A property boom has boosted China’s economy this year, fueling demand for items such as construction materials and furniture, but a growing buying frenzy is adding to worries about ever-rising debt and risks to the banking system.
The new measures are the latest steps to tighten credit flowing into the property sector as the government tries to balance the need to prevent bubbles while stimulating economic growth.
Prices for new homes in the booming tech center of Shenzhen rose 36.8 percent from a year ago in August, while Guangzhou’s home prices rose 21.1 percent over that period, National Bureau of Statistics data showed.
Other cities including Chengdu and Wuhan have already announced new restrictions on property purchases as the government tries to dampen prices stoked by property speculators in second- and third-tier cities.
The average new home price in 70 major cities climbed an annual 9.2 percent in August, up from 7.9 percent in July, according to the National Bureau of Statistics.
Nomura analysts said the new measures in the big cities should prevent the market frenzy from spilling over into smaller cities.
“We also believe it unlikely that the latest tightening measures will cause the bubble to burst, sparking a collapse of home prices. We envision a more likely scenario to be a mild retreat or prolonged flattening of home prices in first-tier cities,” the Nomura analysts said in a note on Tuesday.
First-time home buyers in Shenzhen will face minimum down payments of 30 percent, but deposits for others will be raised to no less than 50 percent, according to a government document.

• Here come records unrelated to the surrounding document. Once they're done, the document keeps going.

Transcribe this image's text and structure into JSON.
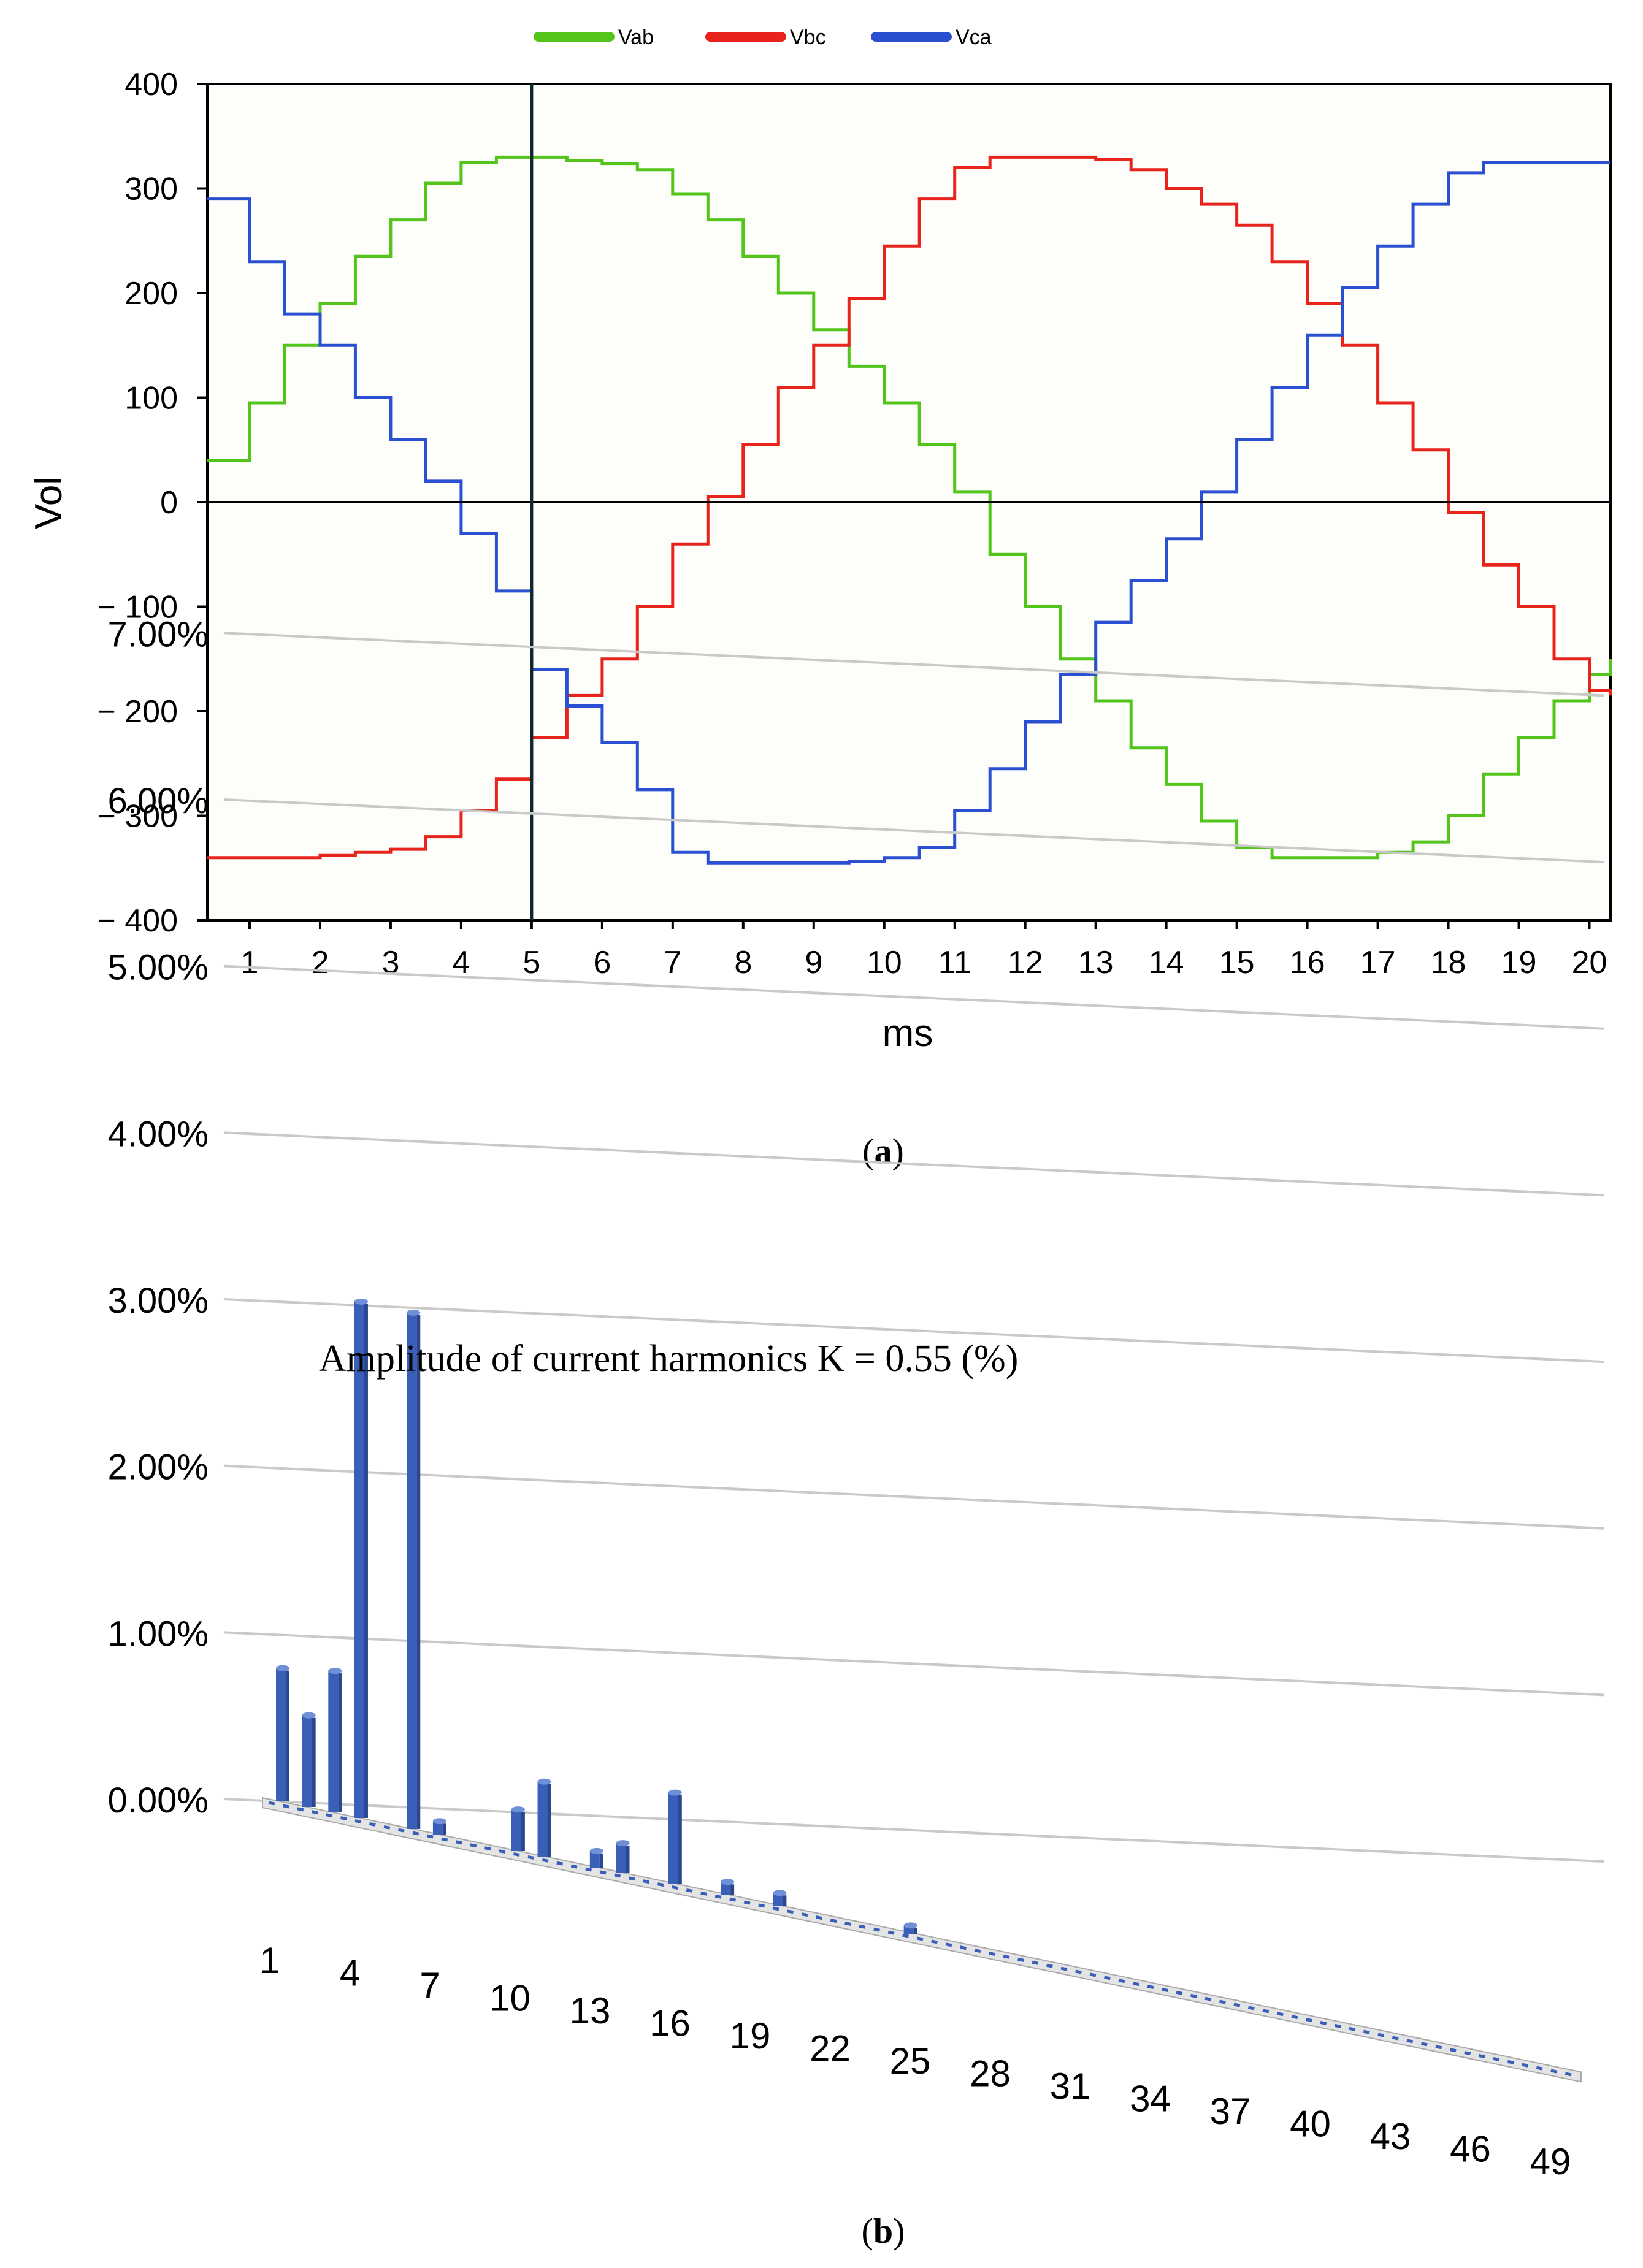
{
  "chart_data": [
    {
      "type": "line",
      "panel_label": "a",
      "title": "",
      "xlabel": "ms",
      "ylabel": "Vol",
      "xlim": [
        0.4,
        20.3
      ],
      "ylim": [
        -400,
        400
      ],
      "x_ticks": [
        "1",
        "2",
        "3",
        "4",
        "5",
        "6",
        "7",
        "8",
        "9",
        "10",
        "11",
        "12",
        "13",
        "14",
        "15",
        "16",
        "17",
        "18",
        "19",
        "20"
      ],
      "y_ticks": [
        "400",
        "300",
        "200",
        "100",
        "0",
        "− 100",
        "− 200",
        "− 300",
        "− 400"
      ],
      "y_tick_values": [
        400,
        300,
        200,
        100,
        0,
        -100,
        -200,
        -300,
        -400
      ],
      "cursor_x": 5,
      "zero_line": 0,
      "legend_position": "top-center",
      "series": [
        {
          "name": "Vab",
          "color": "#52c41a",
          "x": [
            0.4,
            1,
            1.5,
            2,
            2.5,
            3,
            3.5,
            4,
            4.5,
            5,
            5.5,
            6,
            6.5,
            7,
            7.5,
            8,
            8.5,
            9,
            9.5,
            10,
            10.5,
            11,
            11.5,
            12,
            12.5,
            13,
            13.5,
            14,
            14.5,
            15,
            15.5,
            16,
            16.5,
            17,
            17.5,
            18,
            18.5,
            19,
            19.5,
            20,
            20.3
          ],
          "y": [
            40,
            95,
            150,
            190,
            235,
            270,
            305,
            325,
            330,
            330,
            327,
            324,
            318,
            295,
            270,
            235,
            200,
            165,
            130,
            95,
            55,
            10,
            -50,
            -100,
            -150,
            -190,
            -235,
            -270,
            -305,
            -330,
            -340,
            -340,
            -340,
            -335,
            -325,
            -300,
            -260,
            -225,
            -190,
            -165,
            -150
          ]
        },
        {
          "name": "Vbc",
          "color": "#e8231c",
          "x": [
            0.4,
            1,
            1.5,
            2,
            2.5,
            3,
            3.5,
            4,
            4.5,
            5,
            5.5,
            6,
            6.5,
            7,
            7.5,
            8,
            8.5,
            9,
            9.5,
            10,
            10.5,
            11,
            11.5,
            12,
            12.5,
            13,
            13.5,
            14,
            14.5,
            15,
            15.5,
            16,
            16.5,
            17,
            17.5,
            18,
            18.5,
            19,
            19.5,
            20,
            20.3
          ],
          "y": [
            -340,
            -340,
            -340,
            -338,
            -335,
            -332,
            -320,
            -295,
            -265,
            -225,
            -185,
            -150,
            -100,
            -40,
            5,
            55,
            110,
            150,
            195,
            245,
            290,
            320,
            330,
            330,
            330,
            328,
            318,
            300,
            285,
            265,
            230,
            190,
            150,
            95,
            50,
            -10,
            -60,
            -100,
            -150,
            -180,
            -185
          ]
        },
        {
          "name": "Vca",
          "color": "#2a4fd0",
          "x": [
            0.4,
            1,
            1.5,
            2,
            2.5,
            3,
            3.5,
            4,
            4.5,
            5,
            5.5,
            6,
            6.5,
            7,
            7.5,
            8,
            8.5,
            9,
            9.5,
            10,
            10.5,
            11,
            11.5,
            12,
            12.5,
            13,
            13.5,
            14,
            14.5,
            15,
            15.5,
            16,
            16.5,
            17,
            17.5,
            18,
            18.5,
            19,
            19.5,
            20,
            20.3
          ],
          "y": [
            290,
            230,
            180,
            150,
            100,
            60,
            20,
            -30,
            -85,
            -160,
            -195,
            -230,
            -275,
            -335,
            -345,
            -345,
            -345,
            -345,
            -344,
            -340,
            -330,
            -295,
            -255,
            -210,
            -165,
            -115,
            -75,
            -35,
            10,
            60,
            110,
            160,
            205,
            245,
            285,
            315,
            325,
            325,
            325,
            325,
            325
          ]
        }
      ]
    },
    {
      "type": "bar",
      "panel_label": "b",
      "title": "",
      "annotation": "Amplitude of current harmonics K = 0.55 (%)",
      "xlabel": "",
      "ylabel": "",
      "ylim": [
        0,
        0.07
      ],
      "y_ticks": [
        "7.00%",
        "6.00%",
        "5.00%",
        "4.00%",
        "3.00%",
        "2.00%",
        "1.00%",
        "0.00%"
      ],
      "y_tick_values": [
        0.07,
        0.06,
        0.05,
        0.04,
        0.03,
        0.02,
        0.01,
        0.0
      ],
      "x_tick_labels": [
        "1",
        "4",
        "7",
        "10",
        "13",
        "16",
        "19",
        "22",
        "25",
        "28",
        "31",
        "34",
        "37",
        "40",
        "43",
        "46",
        "49"
      ],
      "series_color": "#3a5fb8",
      "categories": [
        "1",
        "2",
        "3",
        "4",
        "5",
        "6",
        "7",
        "8",
        "9",
        "10",
        "11",
        "12",
        "13",
        "14",
        "15",
        "16",
        "17",
        "18",
        "19",
        "20",
        "21",
        "22",
        "23",
        "24",
        "25",
        "26",
        "27",
        "28",
        "29",
        "30",
        "31",
        "32",
        "33",
        "34",
        "35",
        "36",
        "37",
        "38",
        "39",
        "40",
        "41",
        "42",
        "43",
        "44",
        "45",
        "46",
        "47",
        "48",
        "49",
        "50"
      ],
      "values": [
        0.008,
        0.0055,
        0.0085,
        0.031,
        0,
        0.031,
        0.0008,
        0,
        0,
        0.0025,
        0.0045,
        0,
        0.001,
        0.0018,
        0,
        0.0055,
        0,
        0.0008,
        0,
        0.0008,
        0,
        0,
        0,
        0,
        0.0005,
        0,
        0,
        0,
        0,
        0,
        0,
        0,
        0,
        0,
        0,
        0,
        0,
        0,
        0,
        0,
        0,
        0,
        0,
        0,
        0,
        0,
        0,
        0,
        0,
        0
      ]
    }
  ]
}
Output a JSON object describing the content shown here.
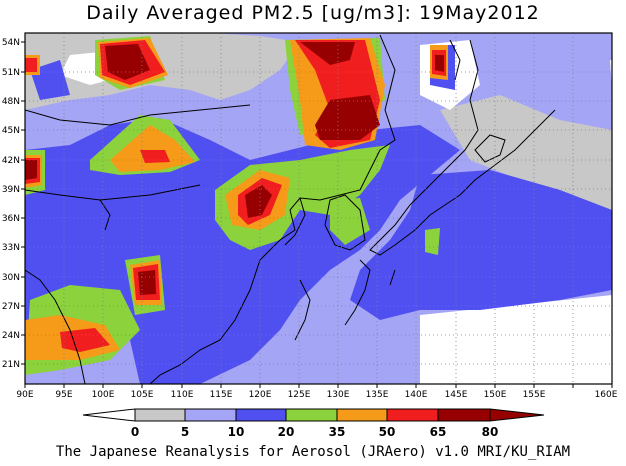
{
  "title": "Daily Averaged PM2.5 [ug/m3]: 19May2012",
  "footer": "The Japanese Reanalysis for Aerosol (JRAero) v1.0 MRI/KU_RIAM",
  "axes": {
    "lon_labels": [
      "90E",
      "95E",
      "100E",
      "105E",
      "110E",
      "115E",
      "120E",
      "125E",
      "130E",
      "135E",
      "140E",
      "145E",
      "150E",
      "155E",
      "160E"
    ],
    "lat_labels": [
      "54N",
      "51N",
      "48N",
      "45N",
      "42N",
      "39N",
      "36N",
      "33N",
      "30N",
      "27N",
      "24N",
      "21N"
    ]
  },
  "colorbar": {
    "labels": [
      "0",
      "5",
      "10",
      "20",
      "35",
      "50",
      "65",
      "80"
    ],
    "colors": [
      "#ffffff",
      "#c8c8c8",
      "#a5a5f5",
      "#5050f0",
      "#8cd23c",
      "#f59b19",
      "#f01e1e",
      "#960000"
    ]
  }
}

Down payments for second-home buyers in China’s southern Guangdong Province near Hong Kong will be increased to no less than 70 percent.
Guangdong’s capital city of Guangzhou has limited local residents to buying a maximum of two properties, according to a statement posted on Tuesday on the Guangzhou government’s website.
Non-local residents will be allowed to buy one property, if they can prove they have paid appropriate levels of tax or social security.
In last week, a total of 12 cities including Beijing, Hangzhou and Tianjin have restricted buyer qualifications, limited purchase amounts or raised down payments.
Last Friday Beijing raised the down payment for first-time buyers from 30 percent to 35 percent. The deposit for second home purchases must now be at least 50 percent.
Hefei, capital of east China’s Anhui Province, on Saturday decreed that the price of any property must remain unchanged for six months after registration.
Separately, Suzhou in China’s eastern Jiangsu Province has unveiled fresh measures, including higher downpayment requirements, to cool the housing market.
Rising property prices have been generating many headlines. Prices in megacities like Beijing and Tianjin have soared in the past two months, fueling talk of a property bubble.
The Ministry of Housing and Urban-Rural Development on Monday said that 45 property developers or agents were being investigated for stoking speculation through false advertisements, rumors and breaches of presale rules.
Prices in 100 major Chinese cities rose 14.9 percent in the first nine months of this year, with August and last month seeing record month-on-month growth of more than 2 percent, according to the China Index Academy, a private property research institute.
Shrinking profits in the real economy and expectations of yuan devaluation have led to capital flooding into the property market, the academy pointed out.